Nouvelle rubrique Objectif Métropoles « Vers une IA plus circulaire : des solutions pour les territoires »
« L’IA générative actuelle est surtout un gouffre à eau, à électricité, et à ressources naturelles. Jusqu’à trois bouteilles d’eau pour générer cent mots. Face à ces constats, les collectivités locales ont un rôle décisif à jouer. Elles peuvent, dès maintenant, activer plusieurs leviers pour rationaliser et circulariser les usages de l’IA. »

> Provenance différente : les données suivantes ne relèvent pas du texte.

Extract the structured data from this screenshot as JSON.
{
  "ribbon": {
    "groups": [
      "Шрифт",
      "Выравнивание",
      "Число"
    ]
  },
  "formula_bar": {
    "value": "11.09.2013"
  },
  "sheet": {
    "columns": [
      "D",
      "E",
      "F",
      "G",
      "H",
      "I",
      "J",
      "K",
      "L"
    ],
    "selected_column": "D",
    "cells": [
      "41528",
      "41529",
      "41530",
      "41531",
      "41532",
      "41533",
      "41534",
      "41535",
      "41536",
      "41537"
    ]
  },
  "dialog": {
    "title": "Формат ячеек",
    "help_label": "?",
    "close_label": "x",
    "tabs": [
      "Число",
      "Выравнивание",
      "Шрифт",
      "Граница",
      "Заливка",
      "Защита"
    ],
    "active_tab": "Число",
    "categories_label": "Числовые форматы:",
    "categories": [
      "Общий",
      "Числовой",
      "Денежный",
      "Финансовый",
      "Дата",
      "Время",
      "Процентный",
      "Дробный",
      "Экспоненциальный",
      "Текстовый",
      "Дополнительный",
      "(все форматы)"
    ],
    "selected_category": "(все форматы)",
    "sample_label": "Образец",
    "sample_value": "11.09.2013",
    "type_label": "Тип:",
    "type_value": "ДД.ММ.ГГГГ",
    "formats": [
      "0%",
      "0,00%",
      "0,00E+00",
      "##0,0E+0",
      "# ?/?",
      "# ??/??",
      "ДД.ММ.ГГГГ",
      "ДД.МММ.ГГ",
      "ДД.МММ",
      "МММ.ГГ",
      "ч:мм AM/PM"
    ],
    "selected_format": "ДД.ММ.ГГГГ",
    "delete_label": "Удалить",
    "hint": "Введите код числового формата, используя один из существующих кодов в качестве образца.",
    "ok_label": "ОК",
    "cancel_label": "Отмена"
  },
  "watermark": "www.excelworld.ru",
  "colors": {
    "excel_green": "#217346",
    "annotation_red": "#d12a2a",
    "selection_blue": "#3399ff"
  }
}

Vers une IA plus circulaire : des solutions pour les territoires

Dans sa chronique, Clémence Bechu propose son point de vue mais aussi de nouveaux modes de faire la ville pour s’adapter au changement climatique. Ici, il est question de l’intelligence artificielle et du rôle des collectivités territoriales pour rationaliser les usages.
Si renoncer à l’intelligence artificielle n’apparaît plus réaliste, persister dans un modèle hypercentralisé, énergivore et peu adapté aux besoins réels de nos territoires serait une impasse. Loin des fantasmes de toute-puissance technologique, un nouveau cap se dessine : celui d’une IA circulaire, frugale et territorialisée. Une IA qui s’optimise, s’éduque, se spécialise, que l’on apprivoise plutôt que de la subir.

Sortir des mythes, revenir aux usages
À contre-courant des discours triomphalistes, Luc Julia, co-créateur de Siri et aujourd’hui directeur scientifique de Renault, livre une analyse percutante dans son dernier ouvrage IA génératives, pas créatives.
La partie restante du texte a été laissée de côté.